Film Fund-amentals: And the Winner Is….

“The Academy will never vote for the comedy crap you make. They only vote for the arty crap.”

This blunt assessment of the Oscars® by the old Columbia Pictures mogul Harry Cohen was later proven wrong. At the time, he was arguing with the director Frank Capra. Capra went on to win the grand sweep for It Happened One Night. But let’s face it, Harry still had a point.

The history of the Oscars is long, varied and infinitely forgettable. Few people can ever remember the names of any movies that have won, and many of the significant films of any given period are notable for their complete lack of inclusion in the awards. Until they toned it down, the goofy fashions were the highpoint of the show. Everybody still has nightmares about Bjork’s swan dress at the 73rd Academy Awards. Nobody in their right mind remembers the film she was in.

So why do they bother? Originally, the whole Academy was created as an attempt to undercut the emerging unions and guilds by creating a phony, studio-controlled “alternative” with the awards as a piece of eye candy. The anti-union attempt failed, but the eye candy took off. In Hollywood, politics once again took a back seat to narcissism.

But once you strip away the fashions, the egos and the very brief moment of hollow acclaim, what remains? At best, it’s the money. Sort of.

The basic theory is that the Oscars provide extra publicity that encourages moviegoers to check out films they might not otherwise go to see (primarily small-budget films that often get limited release). To some degree, it occasionally works. Of course, I once had a car that was like that, and sometimes I could actually get it to start.

This can benefit small films, especially if they happen to still be in first-run release during the weeks running up to the award program. After its win, No Country For Old Men enjoyed a large increase at the box office right after its Best Picture win. Although this was followed by an equally dramatic drop, the award obviously helped add an extra $10 million to its take.

Which means that Slumdog Millionaire — which has already received a large box office boost from the Golden Globes — will easily take in another $20 to $30 million during its run. It may even succeed in cracking the $100 million mark, which isn’t bad for a movie produced for a mere $15 million.
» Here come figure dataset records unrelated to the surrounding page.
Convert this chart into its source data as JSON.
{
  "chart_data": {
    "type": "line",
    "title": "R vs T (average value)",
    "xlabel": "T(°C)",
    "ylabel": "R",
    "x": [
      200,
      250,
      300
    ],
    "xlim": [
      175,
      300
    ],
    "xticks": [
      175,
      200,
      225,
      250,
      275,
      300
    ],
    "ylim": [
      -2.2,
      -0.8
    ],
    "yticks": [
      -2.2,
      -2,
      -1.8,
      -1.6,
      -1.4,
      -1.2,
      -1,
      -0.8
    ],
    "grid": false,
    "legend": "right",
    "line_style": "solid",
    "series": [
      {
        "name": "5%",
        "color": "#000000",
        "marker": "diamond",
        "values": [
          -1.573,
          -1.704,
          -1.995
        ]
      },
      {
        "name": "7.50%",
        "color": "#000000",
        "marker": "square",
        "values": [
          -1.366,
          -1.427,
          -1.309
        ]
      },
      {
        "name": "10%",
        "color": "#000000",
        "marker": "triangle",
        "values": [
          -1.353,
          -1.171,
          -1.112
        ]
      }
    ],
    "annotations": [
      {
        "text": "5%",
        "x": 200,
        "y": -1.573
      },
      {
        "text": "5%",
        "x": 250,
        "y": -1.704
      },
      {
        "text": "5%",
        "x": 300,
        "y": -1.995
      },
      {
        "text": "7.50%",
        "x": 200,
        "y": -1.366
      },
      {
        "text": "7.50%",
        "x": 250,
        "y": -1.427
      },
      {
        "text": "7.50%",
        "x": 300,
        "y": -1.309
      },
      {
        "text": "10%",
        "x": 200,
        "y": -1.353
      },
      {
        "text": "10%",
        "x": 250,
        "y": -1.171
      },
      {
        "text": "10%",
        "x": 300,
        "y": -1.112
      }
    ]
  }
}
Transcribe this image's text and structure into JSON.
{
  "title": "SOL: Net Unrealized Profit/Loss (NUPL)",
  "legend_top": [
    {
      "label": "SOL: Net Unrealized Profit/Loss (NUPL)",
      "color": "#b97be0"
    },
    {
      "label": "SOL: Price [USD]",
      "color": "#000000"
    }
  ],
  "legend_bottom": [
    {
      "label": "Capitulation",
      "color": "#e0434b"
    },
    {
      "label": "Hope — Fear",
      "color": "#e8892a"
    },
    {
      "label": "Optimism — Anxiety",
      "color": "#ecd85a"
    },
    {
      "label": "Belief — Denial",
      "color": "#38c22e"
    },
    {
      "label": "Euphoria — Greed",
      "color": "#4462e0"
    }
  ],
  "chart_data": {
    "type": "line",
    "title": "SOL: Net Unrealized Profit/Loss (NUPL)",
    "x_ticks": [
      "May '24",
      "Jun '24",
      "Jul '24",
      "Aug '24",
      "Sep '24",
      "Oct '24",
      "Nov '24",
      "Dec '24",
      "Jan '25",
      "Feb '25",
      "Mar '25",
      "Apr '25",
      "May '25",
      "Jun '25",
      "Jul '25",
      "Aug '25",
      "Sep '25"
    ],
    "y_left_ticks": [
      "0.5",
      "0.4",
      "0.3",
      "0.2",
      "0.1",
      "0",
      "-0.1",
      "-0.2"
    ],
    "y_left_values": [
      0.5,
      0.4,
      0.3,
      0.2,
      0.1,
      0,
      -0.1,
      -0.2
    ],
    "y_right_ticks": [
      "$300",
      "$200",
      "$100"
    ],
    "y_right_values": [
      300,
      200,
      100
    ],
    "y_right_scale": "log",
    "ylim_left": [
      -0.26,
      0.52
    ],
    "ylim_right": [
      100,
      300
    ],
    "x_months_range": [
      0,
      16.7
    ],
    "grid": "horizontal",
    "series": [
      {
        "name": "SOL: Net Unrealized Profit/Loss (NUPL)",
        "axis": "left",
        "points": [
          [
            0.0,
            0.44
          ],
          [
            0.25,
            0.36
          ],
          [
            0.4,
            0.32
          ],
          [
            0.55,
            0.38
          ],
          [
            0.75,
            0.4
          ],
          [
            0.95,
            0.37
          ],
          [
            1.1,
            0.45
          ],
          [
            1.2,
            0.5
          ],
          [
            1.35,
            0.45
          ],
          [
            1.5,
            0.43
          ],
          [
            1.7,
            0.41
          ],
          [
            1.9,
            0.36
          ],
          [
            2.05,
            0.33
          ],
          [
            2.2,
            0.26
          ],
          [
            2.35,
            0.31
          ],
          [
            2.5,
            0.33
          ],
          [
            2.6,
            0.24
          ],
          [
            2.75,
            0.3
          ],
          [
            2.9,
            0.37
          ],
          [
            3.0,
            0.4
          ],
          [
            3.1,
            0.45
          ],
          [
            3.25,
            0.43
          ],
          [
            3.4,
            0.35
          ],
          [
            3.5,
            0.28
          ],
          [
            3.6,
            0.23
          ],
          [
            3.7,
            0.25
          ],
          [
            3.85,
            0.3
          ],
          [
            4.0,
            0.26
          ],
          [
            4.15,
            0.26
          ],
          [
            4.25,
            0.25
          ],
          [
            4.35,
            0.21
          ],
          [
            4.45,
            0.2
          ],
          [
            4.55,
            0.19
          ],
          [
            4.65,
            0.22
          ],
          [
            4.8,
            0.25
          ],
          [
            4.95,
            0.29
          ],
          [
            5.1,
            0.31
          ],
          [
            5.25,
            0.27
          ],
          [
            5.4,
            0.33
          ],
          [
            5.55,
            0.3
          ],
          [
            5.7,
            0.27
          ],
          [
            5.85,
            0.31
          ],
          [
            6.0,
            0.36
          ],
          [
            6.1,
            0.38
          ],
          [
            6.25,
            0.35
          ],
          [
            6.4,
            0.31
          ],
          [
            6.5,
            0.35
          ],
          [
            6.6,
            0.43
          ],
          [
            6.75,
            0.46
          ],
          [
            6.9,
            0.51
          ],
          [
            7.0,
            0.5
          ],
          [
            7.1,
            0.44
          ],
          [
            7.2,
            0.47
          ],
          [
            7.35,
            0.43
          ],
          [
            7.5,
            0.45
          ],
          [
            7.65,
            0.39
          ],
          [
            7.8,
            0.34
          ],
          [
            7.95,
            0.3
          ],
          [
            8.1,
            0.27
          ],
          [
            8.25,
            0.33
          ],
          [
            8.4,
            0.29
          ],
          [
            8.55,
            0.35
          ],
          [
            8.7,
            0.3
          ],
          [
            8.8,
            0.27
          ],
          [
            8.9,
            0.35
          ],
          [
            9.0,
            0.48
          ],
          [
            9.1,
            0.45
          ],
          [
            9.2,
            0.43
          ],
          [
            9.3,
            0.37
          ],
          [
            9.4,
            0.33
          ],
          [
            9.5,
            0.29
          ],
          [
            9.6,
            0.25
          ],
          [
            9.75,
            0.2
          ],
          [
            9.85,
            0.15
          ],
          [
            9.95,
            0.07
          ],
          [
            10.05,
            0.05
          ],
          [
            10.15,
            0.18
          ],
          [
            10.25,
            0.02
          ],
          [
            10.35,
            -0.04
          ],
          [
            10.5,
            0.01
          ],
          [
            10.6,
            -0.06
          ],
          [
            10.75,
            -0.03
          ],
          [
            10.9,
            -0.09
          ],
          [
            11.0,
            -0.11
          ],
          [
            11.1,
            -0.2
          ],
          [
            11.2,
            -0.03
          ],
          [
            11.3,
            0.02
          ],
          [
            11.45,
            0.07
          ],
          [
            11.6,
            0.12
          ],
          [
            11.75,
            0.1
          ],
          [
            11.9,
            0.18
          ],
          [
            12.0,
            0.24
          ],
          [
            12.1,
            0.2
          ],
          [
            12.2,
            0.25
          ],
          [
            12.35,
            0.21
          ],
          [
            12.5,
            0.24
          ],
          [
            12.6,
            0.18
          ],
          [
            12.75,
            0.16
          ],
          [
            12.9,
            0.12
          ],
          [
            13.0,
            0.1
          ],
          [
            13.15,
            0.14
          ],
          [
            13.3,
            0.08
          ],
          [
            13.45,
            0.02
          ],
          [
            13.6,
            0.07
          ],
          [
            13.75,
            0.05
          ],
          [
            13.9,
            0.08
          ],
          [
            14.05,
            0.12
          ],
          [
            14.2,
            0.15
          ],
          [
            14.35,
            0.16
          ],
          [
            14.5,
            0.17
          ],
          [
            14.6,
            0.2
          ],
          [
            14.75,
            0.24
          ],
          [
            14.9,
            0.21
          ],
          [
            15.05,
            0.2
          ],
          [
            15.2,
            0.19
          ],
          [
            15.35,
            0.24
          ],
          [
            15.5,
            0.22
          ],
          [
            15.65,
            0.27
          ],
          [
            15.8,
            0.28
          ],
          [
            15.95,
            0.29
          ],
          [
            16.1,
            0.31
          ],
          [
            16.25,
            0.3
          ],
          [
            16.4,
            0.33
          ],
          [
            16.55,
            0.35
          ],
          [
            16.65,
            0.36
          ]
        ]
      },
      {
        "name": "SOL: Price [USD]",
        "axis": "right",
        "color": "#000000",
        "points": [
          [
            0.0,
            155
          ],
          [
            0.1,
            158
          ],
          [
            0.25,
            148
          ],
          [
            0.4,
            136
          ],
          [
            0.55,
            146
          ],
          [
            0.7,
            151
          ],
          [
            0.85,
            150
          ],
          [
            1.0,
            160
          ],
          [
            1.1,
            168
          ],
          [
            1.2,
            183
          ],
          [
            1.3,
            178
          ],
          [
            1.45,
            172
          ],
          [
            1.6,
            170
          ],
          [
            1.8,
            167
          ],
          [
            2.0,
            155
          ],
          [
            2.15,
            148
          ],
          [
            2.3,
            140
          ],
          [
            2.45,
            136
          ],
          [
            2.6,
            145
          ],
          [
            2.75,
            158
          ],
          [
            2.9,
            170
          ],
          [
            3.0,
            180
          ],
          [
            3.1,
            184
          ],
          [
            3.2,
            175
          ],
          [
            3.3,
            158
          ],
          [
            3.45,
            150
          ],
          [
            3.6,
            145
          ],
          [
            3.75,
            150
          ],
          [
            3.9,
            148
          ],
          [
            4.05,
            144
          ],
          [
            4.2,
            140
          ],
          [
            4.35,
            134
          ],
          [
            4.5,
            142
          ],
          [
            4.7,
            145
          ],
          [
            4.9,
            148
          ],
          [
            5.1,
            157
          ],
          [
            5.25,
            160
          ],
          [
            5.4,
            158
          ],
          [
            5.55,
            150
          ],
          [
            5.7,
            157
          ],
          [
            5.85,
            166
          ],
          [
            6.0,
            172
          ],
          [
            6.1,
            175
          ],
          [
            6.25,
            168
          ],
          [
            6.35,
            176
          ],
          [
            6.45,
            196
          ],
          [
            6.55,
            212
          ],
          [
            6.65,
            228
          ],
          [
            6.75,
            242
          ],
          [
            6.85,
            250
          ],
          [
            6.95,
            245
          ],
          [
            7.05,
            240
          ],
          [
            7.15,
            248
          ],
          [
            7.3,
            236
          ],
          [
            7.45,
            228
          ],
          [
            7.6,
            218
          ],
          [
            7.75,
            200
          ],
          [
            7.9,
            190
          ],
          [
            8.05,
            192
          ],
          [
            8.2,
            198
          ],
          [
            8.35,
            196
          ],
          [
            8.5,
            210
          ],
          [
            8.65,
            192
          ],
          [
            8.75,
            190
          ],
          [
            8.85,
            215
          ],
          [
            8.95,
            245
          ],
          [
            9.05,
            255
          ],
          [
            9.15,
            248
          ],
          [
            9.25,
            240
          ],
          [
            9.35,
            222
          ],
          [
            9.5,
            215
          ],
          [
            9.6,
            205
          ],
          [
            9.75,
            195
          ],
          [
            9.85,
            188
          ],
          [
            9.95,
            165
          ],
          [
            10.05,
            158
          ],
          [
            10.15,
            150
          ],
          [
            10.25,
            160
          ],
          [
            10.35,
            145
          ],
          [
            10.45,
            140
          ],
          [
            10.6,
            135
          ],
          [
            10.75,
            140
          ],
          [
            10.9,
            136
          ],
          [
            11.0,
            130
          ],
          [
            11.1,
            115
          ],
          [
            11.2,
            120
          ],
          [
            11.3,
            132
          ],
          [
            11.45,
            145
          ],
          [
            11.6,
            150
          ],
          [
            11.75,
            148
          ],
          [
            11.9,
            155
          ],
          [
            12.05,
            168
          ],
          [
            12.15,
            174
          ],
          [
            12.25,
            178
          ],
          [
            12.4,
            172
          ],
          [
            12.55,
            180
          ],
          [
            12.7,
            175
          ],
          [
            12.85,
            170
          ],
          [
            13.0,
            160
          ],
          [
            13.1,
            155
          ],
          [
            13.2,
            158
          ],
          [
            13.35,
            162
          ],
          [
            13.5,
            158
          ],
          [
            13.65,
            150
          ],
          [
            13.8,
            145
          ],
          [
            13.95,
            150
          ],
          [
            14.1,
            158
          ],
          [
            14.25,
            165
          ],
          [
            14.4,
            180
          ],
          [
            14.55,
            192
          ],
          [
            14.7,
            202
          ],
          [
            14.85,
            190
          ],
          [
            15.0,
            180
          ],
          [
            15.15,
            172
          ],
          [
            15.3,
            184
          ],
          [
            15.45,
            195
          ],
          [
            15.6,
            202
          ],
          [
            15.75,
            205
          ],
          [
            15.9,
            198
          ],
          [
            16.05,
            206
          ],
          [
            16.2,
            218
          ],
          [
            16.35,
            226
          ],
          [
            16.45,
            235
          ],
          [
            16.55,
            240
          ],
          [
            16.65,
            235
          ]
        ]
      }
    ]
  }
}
Milk may actually get a wider release (even when it opened wide, it still had access to just slightly more than 200 screens) and certainly is worth another $5 million to $10 million if it could gain access to another 200 screens.

On the other hand, The Reader seems to have peaked already and most likely will achieve the least effect from the hype. Playing on more than double the screens of Milk, it is currently averaging about half the business. It will most likely be dropped by many theaters before the Oscar telecast.

So the clear winner is Slumdog Millionaire, with or without the trophy.